How to prove that there are infinite prime numbers?
Answers
Let's assume to reach our contradiction that there are only finite prime numbers. Thus, let the largest and the final prime number be p. So our assumption means that there are only finite prime numbers and those are from 2 to p.
Now, multiply the known prime numbers.
2 × 3 × 5 × 7 ×......× p
Then add 1 to this product.
(2 × 3 × 5 × 7 ×......× p) + 1
This number obtained should be greater than p. But when we see this number deeper, we get that this number leaves remainder 1 on division by the known and only finite prime numbers from 2 to p.
From this we get two facts that either this number is a prime number itself or this number can be divided by another prime number greater than p.

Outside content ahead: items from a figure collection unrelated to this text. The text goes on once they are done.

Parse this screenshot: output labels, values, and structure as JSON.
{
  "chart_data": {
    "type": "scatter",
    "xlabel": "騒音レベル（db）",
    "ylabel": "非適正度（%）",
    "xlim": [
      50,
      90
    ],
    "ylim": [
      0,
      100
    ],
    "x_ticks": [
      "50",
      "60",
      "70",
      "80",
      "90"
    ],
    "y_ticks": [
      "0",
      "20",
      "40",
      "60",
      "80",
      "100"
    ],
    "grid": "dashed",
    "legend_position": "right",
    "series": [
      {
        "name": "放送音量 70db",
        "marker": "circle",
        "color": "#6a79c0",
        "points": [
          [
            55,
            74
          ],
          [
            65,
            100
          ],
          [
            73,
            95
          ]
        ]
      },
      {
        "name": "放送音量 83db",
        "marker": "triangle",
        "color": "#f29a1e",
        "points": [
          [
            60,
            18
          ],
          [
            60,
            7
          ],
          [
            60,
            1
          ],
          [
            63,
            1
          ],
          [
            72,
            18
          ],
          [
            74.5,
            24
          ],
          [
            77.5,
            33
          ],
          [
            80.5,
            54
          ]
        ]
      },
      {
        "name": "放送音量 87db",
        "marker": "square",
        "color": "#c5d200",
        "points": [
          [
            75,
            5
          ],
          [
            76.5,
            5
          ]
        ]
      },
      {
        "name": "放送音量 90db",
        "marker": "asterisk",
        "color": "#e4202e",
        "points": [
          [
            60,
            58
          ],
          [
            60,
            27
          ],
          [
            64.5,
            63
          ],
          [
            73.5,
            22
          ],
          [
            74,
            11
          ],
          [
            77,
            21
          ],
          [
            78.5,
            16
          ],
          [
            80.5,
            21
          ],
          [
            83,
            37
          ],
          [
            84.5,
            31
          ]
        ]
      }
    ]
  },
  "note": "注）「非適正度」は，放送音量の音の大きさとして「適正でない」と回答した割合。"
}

Even any of these two, these contradict our earlier assumption that p is not the largest prime number.
Hence proved!!!
Let there be definite prime intergers like p₁ p₂ ....... pₙ. Assuming their product to be x.
x = p₁ p₂ ...... pₙ
Here x was divisible by each prime mentioned.
On adding 1 both sides we get,
x + 1 = 1 + p₁ p₂ ..... pₙ
x' = 1 + p₁ p₂ ..... pₙ
Undoubtedly, x' is no more divisible by any of the prime and this contradicts our assumption that there are definite prime numbers.
There must be some other which could divide x'. Hence there are infinte prime integers.